It may not be the year of the horse, but it is the Chinese New Year and we were in Soho yesterday, so where better to go than Horse & Dolphin Yard in Chinatown, just a few minutes’ walk from Soho Square?
This tiny passageway, with its sign showing the name in Chinese characters as well as English, takes its name from a coaching inn that was built in 1685 (it was later named the Macclesfield Arms, Macclesfield Street being just around the corner, and later still De Hems after a retired Dutch captain who leased it and ran it as an oyster house).
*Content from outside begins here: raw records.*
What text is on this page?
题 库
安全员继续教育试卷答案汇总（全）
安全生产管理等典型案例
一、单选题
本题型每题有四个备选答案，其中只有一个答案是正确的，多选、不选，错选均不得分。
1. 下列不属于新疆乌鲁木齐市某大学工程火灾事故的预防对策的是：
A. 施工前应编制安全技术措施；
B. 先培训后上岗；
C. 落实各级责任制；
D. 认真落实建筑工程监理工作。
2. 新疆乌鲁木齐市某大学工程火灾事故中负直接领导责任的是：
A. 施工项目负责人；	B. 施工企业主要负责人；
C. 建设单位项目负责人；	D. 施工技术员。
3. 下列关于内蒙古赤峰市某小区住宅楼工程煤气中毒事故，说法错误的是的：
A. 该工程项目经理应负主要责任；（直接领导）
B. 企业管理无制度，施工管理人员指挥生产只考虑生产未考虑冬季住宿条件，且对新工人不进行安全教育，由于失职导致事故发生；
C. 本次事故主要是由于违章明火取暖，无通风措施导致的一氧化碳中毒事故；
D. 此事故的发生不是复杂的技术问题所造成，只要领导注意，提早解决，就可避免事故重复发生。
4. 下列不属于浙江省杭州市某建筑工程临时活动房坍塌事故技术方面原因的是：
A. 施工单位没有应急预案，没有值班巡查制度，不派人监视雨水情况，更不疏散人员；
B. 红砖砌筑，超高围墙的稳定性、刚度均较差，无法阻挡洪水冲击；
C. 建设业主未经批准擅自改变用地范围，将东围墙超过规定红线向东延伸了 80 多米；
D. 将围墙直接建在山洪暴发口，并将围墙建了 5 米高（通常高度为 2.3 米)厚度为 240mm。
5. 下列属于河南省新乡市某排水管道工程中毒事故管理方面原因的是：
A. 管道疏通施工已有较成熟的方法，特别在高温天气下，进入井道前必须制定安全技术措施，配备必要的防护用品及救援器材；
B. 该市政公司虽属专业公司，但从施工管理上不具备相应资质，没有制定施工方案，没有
The derivation of the name is unclear: the horse is a common emblem on tavern signs, nearly always either qualified (Trotting Horse, Galloping Horse, Pack Horse) or in conjunction with something else (Horse and Groom, Horse and Hounds, Horse and Jockey). Dolphin is also not uncommon in signs, either as the friendly creature who brought luck to sailors, or as the dauphin, the eldest son of the king of France.
Unless there is some special and now unknown significance behind the horse and dolphin combination, it could have been an example of two pub signs being combined to keep two sets of customers happy.
When the inn was still the Horse and Dolphin, in the early 19th century, it was owned by the American bare-knuckle boxer Bill ‘The Black Terror’ Richmond. Apart from his boxing prowess, he is also noted in history as being one of the hangmen who executed Nathan Hale. Richmond was only 13 at the time.
Nathan Hale, considered a spy by the British and a hero by the Americans, ranks among those people with the most famous of dying words, his being, “I only regret that I have but one life to give for my country.”